Depois de 17 de dezembro de 2010, quando Mohamed Bouazizi, na Tunísia, ateou fogo ao próprio corpo para protestar contra o autoritarismo e a corrupção dos agentes públicos do seu Governo, alastraram-se as insurreições árabes contra os governos ditatoriais no Iemên, Líbia, Egito, Bharein, Marrocos, Síria, seguidas de intervenções militares dos países capitalistas desenvolvidos. Estes, muito longe de expressar seu amor pela democracia, buscavam preservar e ampliar as suas reservas de energia fóssil, amparadas por centenas de operações militares, que semearam a barbárie e acenderam, internamente aos países instabilizados, as rivalidades e ódios políticos, religiosos e tribais.
Era o lado efetivo e brutal da globalização, se expressando como política imperial-colonial, contra as redes horizontais de protesto e insurreição. Estas, que funcionavam sem centro político de coordenação e sem uma mínima unidade programática foram impotentes para resistir à restauração dos velhos grupos dominantes. No interior dos próprios países em que estas redes operavam, elas foram sufocadas pela “direção central” – coordenada e politizada dos Estados armados – apoiada por redes de tecnologias informacionais de primeira linha, orientando, não a consciência das pessoas, mas a ação de armas sofisticadas representativas da impessoalidade do Estado.
A situação da crise política do Brasil pode ser comparada ao que ocorre nos países árabes num ponto: a frustração popular evidente (que restou depois de todas as mobilizações de rua) a respeito de como as elites nacionais – através do oligopólio da mídia – unindo o que tinha de pior no Governo Dilma, com o que tinha de pior na oposição, “solucionaram” a crise. Fizeram-no buscando sedimentar a redução das funções públicas do Estado, combinando esta redução com a privatização das decisões políticas, subtraídas da soberania popular.
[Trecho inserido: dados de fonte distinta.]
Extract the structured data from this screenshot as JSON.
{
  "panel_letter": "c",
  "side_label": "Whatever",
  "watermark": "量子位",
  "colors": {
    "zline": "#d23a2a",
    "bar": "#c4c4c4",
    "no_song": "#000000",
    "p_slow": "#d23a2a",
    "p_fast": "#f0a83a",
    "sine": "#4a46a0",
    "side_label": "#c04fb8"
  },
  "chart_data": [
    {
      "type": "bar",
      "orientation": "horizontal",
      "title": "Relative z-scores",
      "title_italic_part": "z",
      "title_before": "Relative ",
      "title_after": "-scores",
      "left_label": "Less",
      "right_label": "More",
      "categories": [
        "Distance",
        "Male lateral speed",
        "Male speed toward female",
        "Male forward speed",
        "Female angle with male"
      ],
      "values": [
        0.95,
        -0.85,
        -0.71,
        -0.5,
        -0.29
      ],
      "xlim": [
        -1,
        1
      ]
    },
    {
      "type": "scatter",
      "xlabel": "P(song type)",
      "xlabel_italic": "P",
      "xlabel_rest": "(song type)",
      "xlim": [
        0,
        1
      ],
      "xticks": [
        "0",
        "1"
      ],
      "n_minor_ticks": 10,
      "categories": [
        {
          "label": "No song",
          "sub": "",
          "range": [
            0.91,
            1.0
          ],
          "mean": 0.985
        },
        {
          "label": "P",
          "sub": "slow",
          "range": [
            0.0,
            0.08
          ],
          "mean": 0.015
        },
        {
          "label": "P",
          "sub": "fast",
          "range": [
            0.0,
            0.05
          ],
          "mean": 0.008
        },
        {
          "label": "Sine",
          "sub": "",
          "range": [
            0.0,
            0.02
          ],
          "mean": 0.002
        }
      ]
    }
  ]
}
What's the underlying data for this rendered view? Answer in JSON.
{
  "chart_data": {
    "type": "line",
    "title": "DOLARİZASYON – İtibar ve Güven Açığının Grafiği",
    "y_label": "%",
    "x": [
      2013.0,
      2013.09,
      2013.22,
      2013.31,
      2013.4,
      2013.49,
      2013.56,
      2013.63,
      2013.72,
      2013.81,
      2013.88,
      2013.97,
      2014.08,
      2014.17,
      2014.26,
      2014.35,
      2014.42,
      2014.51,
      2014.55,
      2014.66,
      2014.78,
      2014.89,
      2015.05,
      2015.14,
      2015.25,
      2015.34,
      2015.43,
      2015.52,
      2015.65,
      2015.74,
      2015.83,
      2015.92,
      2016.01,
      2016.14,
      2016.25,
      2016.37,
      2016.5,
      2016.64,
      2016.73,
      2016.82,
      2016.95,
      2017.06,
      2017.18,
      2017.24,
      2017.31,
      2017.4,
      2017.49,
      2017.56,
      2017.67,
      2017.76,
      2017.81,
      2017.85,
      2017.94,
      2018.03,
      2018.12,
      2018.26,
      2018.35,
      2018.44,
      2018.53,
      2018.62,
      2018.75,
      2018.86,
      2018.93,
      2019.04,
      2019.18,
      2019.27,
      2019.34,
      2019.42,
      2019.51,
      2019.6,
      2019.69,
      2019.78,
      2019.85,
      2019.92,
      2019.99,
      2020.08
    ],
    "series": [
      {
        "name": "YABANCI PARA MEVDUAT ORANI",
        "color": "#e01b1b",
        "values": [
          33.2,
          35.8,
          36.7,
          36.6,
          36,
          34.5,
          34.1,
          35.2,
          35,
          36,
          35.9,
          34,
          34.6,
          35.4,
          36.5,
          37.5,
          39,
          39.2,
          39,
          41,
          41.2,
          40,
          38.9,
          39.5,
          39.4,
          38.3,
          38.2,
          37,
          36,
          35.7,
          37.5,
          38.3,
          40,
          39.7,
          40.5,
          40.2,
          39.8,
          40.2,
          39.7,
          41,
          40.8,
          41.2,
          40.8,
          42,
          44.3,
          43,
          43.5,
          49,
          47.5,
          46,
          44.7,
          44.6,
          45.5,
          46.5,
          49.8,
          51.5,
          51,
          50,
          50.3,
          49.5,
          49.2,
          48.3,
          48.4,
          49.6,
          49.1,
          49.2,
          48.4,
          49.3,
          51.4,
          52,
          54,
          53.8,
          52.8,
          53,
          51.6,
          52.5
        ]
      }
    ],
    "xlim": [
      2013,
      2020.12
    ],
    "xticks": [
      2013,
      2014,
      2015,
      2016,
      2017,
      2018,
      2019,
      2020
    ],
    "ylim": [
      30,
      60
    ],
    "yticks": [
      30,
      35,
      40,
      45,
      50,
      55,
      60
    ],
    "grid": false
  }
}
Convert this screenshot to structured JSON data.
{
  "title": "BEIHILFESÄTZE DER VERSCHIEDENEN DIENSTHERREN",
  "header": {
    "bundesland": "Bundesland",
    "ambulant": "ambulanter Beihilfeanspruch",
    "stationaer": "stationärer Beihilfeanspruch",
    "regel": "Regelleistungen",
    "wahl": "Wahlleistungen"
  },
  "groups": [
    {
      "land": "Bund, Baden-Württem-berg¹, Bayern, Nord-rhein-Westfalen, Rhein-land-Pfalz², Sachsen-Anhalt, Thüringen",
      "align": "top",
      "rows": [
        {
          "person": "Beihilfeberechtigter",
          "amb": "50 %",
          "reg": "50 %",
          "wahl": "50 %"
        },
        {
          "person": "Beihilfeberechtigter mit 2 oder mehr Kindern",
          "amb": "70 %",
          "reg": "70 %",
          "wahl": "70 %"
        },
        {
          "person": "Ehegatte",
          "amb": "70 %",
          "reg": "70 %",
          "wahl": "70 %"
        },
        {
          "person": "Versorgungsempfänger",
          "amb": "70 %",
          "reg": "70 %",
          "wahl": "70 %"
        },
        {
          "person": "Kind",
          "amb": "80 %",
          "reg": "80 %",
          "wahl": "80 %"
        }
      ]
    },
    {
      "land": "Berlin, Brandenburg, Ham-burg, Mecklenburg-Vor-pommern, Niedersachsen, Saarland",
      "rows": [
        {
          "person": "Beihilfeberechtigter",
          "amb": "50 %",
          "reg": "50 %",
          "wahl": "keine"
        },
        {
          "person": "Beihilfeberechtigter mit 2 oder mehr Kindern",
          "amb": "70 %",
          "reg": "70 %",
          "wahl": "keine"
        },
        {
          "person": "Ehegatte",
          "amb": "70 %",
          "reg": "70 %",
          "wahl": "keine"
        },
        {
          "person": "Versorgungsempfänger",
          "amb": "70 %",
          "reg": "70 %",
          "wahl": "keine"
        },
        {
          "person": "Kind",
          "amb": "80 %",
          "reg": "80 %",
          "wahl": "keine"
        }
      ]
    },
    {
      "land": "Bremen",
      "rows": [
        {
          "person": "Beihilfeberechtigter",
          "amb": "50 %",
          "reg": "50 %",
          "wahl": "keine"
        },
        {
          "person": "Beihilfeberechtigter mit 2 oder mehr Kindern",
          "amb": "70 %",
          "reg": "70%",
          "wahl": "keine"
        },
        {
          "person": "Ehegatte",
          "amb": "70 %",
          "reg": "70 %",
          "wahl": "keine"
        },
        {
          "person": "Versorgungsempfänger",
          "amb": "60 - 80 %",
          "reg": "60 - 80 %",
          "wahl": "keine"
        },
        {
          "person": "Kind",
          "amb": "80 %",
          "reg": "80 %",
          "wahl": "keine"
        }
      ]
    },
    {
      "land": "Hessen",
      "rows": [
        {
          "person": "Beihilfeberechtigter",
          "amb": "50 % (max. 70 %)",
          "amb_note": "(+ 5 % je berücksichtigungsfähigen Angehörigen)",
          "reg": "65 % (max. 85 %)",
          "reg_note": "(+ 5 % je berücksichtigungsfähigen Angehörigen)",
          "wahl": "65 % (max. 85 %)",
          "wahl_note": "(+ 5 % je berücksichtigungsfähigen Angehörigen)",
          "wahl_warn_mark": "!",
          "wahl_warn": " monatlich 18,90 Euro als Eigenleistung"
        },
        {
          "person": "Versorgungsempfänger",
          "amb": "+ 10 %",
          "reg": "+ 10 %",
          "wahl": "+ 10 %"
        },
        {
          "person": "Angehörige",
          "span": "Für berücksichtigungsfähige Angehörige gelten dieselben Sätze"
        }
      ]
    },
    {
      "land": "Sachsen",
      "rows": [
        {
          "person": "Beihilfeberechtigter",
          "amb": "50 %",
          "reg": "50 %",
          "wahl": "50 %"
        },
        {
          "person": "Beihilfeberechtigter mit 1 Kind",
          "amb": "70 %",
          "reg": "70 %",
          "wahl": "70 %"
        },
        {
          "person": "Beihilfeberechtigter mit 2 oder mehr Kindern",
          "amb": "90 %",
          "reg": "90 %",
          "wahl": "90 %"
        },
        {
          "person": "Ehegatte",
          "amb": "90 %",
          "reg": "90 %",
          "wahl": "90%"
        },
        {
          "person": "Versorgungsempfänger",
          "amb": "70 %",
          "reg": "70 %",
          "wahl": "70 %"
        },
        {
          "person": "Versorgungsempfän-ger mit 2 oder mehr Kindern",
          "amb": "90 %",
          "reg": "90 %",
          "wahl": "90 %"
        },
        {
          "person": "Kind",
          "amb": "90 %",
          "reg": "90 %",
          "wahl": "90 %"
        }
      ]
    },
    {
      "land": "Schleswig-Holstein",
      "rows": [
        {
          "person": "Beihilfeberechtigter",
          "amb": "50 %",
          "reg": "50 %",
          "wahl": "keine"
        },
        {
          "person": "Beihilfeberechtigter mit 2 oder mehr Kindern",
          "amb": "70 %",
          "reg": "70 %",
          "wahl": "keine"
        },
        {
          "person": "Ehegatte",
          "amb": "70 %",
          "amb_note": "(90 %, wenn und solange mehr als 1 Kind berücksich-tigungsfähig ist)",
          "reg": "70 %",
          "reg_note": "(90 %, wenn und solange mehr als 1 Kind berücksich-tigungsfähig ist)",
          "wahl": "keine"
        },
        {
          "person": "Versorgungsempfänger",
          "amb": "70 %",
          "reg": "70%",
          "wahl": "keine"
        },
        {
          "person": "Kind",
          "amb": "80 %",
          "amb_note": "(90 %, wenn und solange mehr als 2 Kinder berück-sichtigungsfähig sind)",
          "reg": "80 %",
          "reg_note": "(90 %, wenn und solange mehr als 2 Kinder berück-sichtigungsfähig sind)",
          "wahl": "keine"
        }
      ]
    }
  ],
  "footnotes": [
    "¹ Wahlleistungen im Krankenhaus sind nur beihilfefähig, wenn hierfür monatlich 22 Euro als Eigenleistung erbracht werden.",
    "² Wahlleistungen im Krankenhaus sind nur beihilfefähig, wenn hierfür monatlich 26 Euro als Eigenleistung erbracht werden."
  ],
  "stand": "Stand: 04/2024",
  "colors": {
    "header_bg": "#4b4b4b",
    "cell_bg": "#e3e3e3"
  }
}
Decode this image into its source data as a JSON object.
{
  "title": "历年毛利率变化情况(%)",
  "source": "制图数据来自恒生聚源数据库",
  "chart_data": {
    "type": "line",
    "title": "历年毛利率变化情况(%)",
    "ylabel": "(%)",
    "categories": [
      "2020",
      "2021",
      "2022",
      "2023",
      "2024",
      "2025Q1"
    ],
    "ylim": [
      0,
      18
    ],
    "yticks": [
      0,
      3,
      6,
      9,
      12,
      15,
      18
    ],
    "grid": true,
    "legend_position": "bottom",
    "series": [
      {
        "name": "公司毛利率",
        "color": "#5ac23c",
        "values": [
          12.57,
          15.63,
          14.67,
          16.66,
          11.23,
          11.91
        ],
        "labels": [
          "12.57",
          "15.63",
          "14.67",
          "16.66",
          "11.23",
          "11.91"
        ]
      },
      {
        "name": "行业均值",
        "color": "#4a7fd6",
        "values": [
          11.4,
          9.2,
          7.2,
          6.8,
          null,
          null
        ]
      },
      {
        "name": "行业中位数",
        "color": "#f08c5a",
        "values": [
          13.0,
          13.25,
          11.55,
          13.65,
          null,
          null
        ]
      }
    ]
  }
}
Os artigos de Brum Torres e Rolim devem ser lidos com atenção por quem ainda aposta numa saída democrática para o país, fundada na República, na Soberania e na Democracia, pressionando os nossos partidos deste campo – de “fora para dentro” – para que se movam, com as suas diferenças e interesses, atentos ao que Manoel Castells observou, no seu “Redes de indignação e esperança”: “Toda a guerra civil se torna uma oportunidade para os atores geopolíticos aumentarem o tamanho das suas propriedades, qualquer que seja o (seu) manto ideológico (…) Em certo sentido, guerras civis não só matam pessoas, também matam movimentos sociais e seus ideais de paz, democracia e justiça”. Acrescento: e a “guerra civil não declarada”, promovida pela “exceção não declarada”, também mata os partidos e os ideais de emancipação. É quando não sobra espaço, nem para debatermos as nossas divergências, aberta e solidariamente.